NSE - Nuclear Science & Engineering at MIT

NEWS

2018 Del Favero Prize

John Tramm, MIT


The Del Favero Thesis Prize, established in 2014 with a generous gift from alum James Del Favero (SM ’84), is awarded annually to a PhD graduate in NSE whose thesis is judged to have made the most innovative advance in our field. The winner of the 2018 prize, John Tramm presented his work in a lecture titled “Supercomputers, Physics, and Randomness: Rethinking Neutron Transport From the Ground Up” on April 2, 2019. Tramm is currently a postdoctoral apointee at Argonne National Laboratory.

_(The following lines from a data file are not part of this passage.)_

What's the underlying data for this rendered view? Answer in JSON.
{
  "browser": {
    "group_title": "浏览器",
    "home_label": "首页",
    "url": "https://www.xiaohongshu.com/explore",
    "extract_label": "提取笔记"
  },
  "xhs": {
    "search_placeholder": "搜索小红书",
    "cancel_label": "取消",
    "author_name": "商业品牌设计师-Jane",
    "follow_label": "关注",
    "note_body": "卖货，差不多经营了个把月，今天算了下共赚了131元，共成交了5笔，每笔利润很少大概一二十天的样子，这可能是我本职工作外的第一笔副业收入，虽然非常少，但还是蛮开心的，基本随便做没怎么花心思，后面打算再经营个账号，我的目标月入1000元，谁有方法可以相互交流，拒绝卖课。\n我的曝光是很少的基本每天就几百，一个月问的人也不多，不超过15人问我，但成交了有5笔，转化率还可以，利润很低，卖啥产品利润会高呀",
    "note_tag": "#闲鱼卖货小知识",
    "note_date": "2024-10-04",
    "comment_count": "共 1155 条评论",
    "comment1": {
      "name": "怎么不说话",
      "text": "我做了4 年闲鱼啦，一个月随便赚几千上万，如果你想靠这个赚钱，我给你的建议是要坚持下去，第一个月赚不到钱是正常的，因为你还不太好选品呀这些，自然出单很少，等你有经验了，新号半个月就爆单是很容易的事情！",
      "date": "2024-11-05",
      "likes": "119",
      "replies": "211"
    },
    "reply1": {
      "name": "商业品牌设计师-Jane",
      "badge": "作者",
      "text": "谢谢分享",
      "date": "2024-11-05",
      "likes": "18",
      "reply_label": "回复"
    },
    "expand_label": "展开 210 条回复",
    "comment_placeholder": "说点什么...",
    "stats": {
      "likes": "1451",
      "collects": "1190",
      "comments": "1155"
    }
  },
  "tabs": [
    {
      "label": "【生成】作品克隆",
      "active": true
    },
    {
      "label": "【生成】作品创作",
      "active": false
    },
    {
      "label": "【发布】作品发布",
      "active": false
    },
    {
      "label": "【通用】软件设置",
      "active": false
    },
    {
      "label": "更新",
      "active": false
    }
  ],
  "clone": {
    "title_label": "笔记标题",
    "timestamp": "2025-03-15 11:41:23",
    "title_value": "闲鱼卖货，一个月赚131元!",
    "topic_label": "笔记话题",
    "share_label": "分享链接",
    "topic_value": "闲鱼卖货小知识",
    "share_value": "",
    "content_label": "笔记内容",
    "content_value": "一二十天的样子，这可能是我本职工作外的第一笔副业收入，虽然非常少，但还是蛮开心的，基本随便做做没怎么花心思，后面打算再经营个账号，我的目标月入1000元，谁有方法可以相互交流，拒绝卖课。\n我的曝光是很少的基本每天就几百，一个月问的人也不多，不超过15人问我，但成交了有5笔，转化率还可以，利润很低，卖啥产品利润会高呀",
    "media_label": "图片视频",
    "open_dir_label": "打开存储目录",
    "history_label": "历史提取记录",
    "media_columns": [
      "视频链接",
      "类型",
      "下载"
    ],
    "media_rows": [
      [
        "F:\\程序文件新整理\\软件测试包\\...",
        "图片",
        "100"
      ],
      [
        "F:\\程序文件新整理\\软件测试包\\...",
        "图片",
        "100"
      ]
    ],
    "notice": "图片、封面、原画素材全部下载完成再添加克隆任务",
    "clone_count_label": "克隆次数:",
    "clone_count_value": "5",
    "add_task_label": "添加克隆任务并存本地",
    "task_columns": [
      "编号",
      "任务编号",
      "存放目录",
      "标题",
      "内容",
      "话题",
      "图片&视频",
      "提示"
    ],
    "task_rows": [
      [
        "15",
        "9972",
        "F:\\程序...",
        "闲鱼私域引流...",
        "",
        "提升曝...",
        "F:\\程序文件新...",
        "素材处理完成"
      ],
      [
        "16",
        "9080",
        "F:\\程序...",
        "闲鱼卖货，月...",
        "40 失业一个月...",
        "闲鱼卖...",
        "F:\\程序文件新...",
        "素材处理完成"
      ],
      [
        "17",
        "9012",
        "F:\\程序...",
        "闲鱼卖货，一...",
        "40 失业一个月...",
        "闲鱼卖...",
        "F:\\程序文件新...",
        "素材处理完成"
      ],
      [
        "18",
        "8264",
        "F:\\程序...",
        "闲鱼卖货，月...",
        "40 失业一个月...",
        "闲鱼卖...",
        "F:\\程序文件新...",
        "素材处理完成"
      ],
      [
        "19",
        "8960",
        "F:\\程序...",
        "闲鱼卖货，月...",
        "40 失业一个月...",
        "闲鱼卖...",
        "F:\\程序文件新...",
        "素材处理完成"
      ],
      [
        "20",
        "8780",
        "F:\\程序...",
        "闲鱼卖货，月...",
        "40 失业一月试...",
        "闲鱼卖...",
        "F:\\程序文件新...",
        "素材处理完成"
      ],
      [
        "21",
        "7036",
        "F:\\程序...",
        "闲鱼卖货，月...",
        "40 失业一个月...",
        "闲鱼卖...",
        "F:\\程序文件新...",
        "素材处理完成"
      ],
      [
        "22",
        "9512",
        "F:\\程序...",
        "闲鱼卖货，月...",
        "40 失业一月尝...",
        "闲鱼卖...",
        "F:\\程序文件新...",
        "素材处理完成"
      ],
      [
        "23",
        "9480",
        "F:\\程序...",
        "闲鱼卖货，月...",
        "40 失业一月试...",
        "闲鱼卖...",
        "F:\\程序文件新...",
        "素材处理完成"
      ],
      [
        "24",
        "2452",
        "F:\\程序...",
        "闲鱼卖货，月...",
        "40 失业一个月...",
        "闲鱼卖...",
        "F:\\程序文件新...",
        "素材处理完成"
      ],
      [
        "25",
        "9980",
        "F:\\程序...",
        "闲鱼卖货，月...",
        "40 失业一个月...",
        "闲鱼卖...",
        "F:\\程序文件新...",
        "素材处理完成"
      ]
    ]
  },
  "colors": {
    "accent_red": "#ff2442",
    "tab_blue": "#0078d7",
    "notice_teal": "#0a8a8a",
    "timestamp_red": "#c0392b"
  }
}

Accurately modeling neutron behavior in nuclear reactors is essential for the analysis and design of new nuclear fuels and advanced nuclear reactors. While current neutron transport solution methods are accurate, they were developed for current generation nuclear reactor designs and optimized for legacy computer architectures. Tramm’s work builds on a computational neutron transport method based on the Method of Characteristics (MOC). In conventional MOC-based solvers, solutions to the neutron transport equations are repeatedly obtained along paths in the reactor core. These paths are based on fixed grid patterns and the process is iterated until the solution converges. The repetitive, fixed solution process is memory intensive, computationally inefficient on newer computer architectures, and can lead to inaccurate results if the grid spacing is too large. Current MOC solvers also are optimized for existing reactor designs and may not easily solve reactor designs with high degrees of 3D heterogeneity like CANDU reactors or pebble bed reactors.

Tramm developed a new method that solves the same neutron transport equations but uses randomized paths instead of fixed paths. While more iterations are needed to solve the neutron transport problem with random paths, the iterations require a fraction of the memory and are faster to solve, resulting in an accurate solution with similar run time. This random path method was implemented in the Advanced Random Ray Code (ARRC) to solve 3D neutron transport in nuclear reactors. Benchmark tests of ARRC showed that the new method could solve neutron transport problems with the same accuracy and speed of current MOC solvers but with significantly less memory usage and no dependence on grid spacing for solution accuracy. Additionally, ARRC allowed for the solution of advanced reactor designs with non-homogenous cores.

The new computational methods implemented in ARRC help provide fast, accurate, reactor-technology agnostic solutions of neutron transport problems that can leverage modern computing architecture to aid in the design and optimization of advanced nuclear reactor designs.